In [1]:
import sys
import os

from typing import Optional, Union, Tuple
import numpy as np
from tqdm.notebook import tqdm

# add parent dir to be able to import utils file
parent_dir = os.path.abspath('../../')
if parent_dir not in sys.path:
    sys.path.insert(0, parent_dir)

import duqling_py.functions as functions
from duqling_interface import DuqlingInterface
duq_r = DuqlingInterface()

In [2]:
def lhs_array(n, d, seed=None) -> np.array:
    if seed is not None: np.random.seed(seed)
    samples = (np.arange(n)[:, None] + np.random.rand(n, d)) / n
    for i in range(d):
        samples[:, i] = np.random.permutation(samples[:, i])
    return samples

In [66]:
NUM_SAMPLES = 100
all_fnames = duq_r.list_functions().fname
failed_funcs = []

stochastic_piston_kwargs = dict( 
    Ta_generate = lambda:0.5, 
    P0_generate = lambda:0.5 
)

for fname in tqdm(all_fnames):

    if fname == 'dts_sirs': # currently broken
        continue

    func_info = duq_r.get_function_info(fname)
    input_dim = int(func_info['input_dim'][0])
    X = lhs_array(NUM_SAMPLES, input_dim)
    X_before = X.copy()
    
    duq_py_func = getattr(functions, fname)
    kwargs = stochastic_piston_kwargs if fname == 'stochastic_piston' else dict()
    y_p = np.apply_along_axis(duq_py_func, 1, X, **kwargs)
    X, y_r = duq_r.generate_data(fname, X=X, **kwargs)

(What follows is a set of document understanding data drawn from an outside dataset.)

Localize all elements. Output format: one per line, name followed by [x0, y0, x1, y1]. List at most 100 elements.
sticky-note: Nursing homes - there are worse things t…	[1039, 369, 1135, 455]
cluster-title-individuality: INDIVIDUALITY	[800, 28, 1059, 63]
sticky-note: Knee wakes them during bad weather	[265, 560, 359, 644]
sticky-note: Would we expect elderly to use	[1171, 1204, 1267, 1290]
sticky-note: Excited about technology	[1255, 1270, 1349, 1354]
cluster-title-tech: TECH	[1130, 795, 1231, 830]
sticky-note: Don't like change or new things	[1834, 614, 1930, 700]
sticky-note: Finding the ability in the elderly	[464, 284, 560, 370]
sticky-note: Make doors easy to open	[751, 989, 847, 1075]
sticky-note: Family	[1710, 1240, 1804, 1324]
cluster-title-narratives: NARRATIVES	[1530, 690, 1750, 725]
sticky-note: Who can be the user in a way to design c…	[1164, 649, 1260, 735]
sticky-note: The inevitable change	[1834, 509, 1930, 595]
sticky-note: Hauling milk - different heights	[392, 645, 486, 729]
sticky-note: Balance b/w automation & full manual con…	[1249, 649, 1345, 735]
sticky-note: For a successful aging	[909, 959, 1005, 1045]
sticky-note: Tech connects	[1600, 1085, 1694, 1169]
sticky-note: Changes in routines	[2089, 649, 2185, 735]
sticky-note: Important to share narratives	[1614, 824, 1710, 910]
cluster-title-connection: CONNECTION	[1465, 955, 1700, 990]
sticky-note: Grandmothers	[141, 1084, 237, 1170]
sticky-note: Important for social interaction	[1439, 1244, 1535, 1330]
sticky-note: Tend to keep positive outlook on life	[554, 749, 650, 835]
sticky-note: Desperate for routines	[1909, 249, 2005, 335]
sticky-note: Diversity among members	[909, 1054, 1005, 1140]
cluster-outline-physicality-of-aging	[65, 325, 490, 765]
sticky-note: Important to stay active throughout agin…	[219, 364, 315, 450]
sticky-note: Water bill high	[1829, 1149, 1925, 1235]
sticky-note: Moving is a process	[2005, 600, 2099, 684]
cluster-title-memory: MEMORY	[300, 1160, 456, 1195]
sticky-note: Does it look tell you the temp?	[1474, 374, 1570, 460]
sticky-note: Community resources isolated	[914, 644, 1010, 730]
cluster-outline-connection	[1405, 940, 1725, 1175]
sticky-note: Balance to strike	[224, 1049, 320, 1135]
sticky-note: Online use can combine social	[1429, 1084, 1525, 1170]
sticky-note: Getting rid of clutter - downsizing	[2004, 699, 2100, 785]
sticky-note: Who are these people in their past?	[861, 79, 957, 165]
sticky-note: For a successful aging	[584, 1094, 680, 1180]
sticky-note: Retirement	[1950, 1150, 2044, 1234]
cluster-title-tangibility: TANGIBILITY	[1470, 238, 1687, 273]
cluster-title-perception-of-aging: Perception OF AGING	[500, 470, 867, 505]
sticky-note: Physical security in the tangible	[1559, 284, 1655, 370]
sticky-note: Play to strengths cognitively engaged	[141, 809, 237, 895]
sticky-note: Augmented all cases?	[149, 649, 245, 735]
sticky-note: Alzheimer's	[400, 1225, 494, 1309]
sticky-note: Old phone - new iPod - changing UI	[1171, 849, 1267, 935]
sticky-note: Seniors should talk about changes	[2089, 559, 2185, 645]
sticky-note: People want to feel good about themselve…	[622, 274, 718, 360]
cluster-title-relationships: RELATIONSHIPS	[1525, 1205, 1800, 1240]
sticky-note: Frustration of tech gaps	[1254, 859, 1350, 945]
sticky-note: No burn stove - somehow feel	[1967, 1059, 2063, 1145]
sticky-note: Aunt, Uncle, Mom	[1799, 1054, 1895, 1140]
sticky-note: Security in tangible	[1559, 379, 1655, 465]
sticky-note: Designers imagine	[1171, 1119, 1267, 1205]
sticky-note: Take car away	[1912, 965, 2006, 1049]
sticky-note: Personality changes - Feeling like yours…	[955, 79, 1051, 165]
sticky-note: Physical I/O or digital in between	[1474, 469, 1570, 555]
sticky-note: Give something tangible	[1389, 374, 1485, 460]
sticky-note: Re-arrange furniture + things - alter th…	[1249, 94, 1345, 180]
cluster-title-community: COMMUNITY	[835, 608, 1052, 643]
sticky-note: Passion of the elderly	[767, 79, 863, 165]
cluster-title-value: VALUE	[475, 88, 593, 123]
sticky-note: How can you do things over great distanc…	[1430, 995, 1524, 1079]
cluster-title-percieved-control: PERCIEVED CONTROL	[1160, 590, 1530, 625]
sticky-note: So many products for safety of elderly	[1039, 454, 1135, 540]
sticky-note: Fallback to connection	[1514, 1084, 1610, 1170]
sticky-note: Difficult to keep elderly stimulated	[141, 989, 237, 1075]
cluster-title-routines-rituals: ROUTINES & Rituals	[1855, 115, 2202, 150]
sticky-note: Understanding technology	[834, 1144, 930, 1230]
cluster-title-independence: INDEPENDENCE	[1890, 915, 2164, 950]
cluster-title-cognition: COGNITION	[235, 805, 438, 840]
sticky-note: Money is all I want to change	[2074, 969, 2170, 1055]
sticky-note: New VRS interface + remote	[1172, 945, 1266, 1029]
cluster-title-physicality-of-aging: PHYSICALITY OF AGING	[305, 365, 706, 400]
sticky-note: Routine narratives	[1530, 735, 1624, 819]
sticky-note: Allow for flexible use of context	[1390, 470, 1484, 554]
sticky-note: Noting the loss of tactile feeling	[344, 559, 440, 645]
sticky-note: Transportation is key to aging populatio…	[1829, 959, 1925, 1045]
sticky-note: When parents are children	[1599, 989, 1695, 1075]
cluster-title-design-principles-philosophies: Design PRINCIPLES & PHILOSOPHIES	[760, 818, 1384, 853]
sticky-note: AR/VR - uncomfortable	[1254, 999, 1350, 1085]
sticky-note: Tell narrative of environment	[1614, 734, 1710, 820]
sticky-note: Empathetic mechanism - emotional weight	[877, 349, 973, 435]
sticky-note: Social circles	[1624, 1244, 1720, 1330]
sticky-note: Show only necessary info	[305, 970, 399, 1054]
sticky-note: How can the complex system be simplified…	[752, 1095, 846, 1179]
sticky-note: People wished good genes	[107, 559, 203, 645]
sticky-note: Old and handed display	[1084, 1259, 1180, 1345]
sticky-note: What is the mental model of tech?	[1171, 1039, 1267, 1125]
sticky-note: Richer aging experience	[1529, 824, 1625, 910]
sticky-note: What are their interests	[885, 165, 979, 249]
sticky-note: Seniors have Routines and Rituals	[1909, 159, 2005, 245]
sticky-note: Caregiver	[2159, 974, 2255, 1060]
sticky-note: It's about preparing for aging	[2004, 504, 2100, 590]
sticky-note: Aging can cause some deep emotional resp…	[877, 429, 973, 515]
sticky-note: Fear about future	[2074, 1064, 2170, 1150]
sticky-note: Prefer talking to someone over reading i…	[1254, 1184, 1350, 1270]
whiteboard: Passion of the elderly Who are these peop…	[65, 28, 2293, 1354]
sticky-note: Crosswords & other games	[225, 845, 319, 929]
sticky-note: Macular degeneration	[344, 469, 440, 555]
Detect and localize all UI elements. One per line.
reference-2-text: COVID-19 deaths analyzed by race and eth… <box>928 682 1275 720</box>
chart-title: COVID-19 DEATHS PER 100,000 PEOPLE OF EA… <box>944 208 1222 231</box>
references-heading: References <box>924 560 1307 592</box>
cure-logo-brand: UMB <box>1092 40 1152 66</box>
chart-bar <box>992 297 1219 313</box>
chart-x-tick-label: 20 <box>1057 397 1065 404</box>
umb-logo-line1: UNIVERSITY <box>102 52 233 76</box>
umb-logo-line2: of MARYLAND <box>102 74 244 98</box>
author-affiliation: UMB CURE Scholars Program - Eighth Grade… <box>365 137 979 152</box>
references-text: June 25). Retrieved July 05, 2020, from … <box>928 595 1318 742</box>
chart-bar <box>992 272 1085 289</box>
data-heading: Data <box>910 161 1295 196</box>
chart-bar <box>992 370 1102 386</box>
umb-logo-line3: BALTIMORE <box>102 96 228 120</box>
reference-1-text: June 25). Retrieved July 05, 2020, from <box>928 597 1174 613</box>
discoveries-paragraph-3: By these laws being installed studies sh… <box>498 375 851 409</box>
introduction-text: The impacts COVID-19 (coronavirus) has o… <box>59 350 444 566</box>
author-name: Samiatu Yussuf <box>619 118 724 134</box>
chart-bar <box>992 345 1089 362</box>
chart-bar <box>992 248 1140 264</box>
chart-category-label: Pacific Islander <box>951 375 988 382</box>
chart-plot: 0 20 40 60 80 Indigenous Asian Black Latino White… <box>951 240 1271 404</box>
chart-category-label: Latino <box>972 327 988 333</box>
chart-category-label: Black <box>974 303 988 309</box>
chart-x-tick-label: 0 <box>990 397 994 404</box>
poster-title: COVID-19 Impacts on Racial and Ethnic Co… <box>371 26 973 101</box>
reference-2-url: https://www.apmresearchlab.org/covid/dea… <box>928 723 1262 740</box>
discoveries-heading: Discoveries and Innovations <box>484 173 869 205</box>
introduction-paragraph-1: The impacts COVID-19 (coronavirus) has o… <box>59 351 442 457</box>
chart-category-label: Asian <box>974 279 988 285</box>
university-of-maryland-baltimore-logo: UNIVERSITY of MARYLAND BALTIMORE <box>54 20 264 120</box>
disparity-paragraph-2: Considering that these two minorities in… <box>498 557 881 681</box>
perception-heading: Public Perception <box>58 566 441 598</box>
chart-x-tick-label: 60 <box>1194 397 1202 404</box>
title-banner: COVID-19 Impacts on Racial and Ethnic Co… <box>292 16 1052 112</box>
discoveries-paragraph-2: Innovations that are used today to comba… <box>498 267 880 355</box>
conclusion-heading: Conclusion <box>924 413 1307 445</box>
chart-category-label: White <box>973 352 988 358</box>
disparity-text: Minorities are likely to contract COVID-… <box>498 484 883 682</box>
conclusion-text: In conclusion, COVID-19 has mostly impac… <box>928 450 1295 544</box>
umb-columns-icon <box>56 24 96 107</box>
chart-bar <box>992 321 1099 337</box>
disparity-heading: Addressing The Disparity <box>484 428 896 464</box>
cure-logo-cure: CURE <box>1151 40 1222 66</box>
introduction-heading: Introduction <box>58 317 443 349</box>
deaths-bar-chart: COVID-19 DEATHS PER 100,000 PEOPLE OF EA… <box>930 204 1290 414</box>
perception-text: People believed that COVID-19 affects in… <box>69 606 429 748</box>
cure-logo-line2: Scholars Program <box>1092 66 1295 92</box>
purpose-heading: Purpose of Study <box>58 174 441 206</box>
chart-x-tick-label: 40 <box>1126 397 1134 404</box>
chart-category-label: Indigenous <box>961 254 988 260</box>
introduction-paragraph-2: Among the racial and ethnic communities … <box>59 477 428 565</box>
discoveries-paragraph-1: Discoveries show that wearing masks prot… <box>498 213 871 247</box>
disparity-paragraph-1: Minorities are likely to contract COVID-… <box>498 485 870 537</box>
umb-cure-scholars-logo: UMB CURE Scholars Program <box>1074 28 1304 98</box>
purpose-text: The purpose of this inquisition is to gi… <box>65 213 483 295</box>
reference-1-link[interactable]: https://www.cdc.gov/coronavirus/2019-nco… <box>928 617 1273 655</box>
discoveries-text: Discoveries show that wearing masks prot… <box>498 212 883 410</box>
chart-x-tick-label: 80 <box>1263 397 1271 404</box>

    assert (X_before == X).all() # make sure X isn't mutated

    try:
        assert np.isclose(y_r, y_p).all()  # output array shapes should match and values should be more or less identical
    except:
        failed_funcs.append(fname)

  0%|          | 0/61 [00:00<?, ?it/s]

In [69]:
print("The following functions failed the above tests:")
for f in failed_funcs:
    print('\t- '+f)

The following functions failed the above tests:
	- simple_machine
	- vinet
	- ocean_circ
	- pollutant
	- beam_deflection
	- simple_machine_cm


In [85]:
incorrect_tranpose = []
for fname in failed_funcs:
    func_info = duq_r.get_function_info(fname)
    input_dim = int(func_info['input_dim'][0])
    X = lhs_array(NUM_SAMPLES, input_dim)
    X_after, y_r = duq_r.generate_data(fname, 1, X.copy())

    duq_py_func = getattr(functions, fname)
    y_r = duq_r.generate_data(fname, X=X)[1]
    y_p = np.array(list(map(duq_py_func, X)))

    if np.isclose(y_r, y_p.transpose()).all():
        incorrect_tranpose.append(fname)

print("Functions whose Python/R implementations are significantly different")
for func in set(failed_funcs) ^ set(incorrect_tranpose):
    print(f'\t- {func}')

print("\nFunctions that output inccorectly transposed arrays:")
for func in incorrect_tranpose:
    print(f'\t- {func}')

Functions whose Python/R implementations are significantly different
	- ocean_circ

Functions that output inccorectly transposed arrays:
	- simple_machine
	- vinet
	- pollutant
	- beam_deflection
	- simple_machine_cm


## Summary of issues

- $\texttt{ignition}$ uses different equation from paper
    - The paper uses $r^5 (1 + 100000 \times (1 + \operatorname{erf}(10 \times (r − 2))))$ 
    but the code uses $r^5 (1+100000 \times (2 \times \operatorname{cdf}(\sqrt{2}*10*(r-2))))$
- $\texttt{dts\_sirs}$ fails to terminate early when N[t] is null ('N[t] <= 0' breaks in this case)
- $\texttt{simple\_machine, vinet, pollutant, beam\_deflection, simple\_machine\_cm}$ transposed incorrectly
    - Currently, R duqling outputs arrays with shape (output_dim, n_samples) instead of the traditional (n_samples, output_dim):
    $$
    \begin{bmatrix}
        | & & | \\
        \text{sample 1} & \cdots & \text{sample n}\\
        | & & |
    \end{bmatrix}
    \quad
    \text{instead of}
    \quad
    \begin{bmatrix}
        & – & \text{sample 1} & – & \\
        & & \vdots & & \\
        & – & \text{sample n} & – &
    \end{bmatrix}
    $$
    - Is this the intended behavior?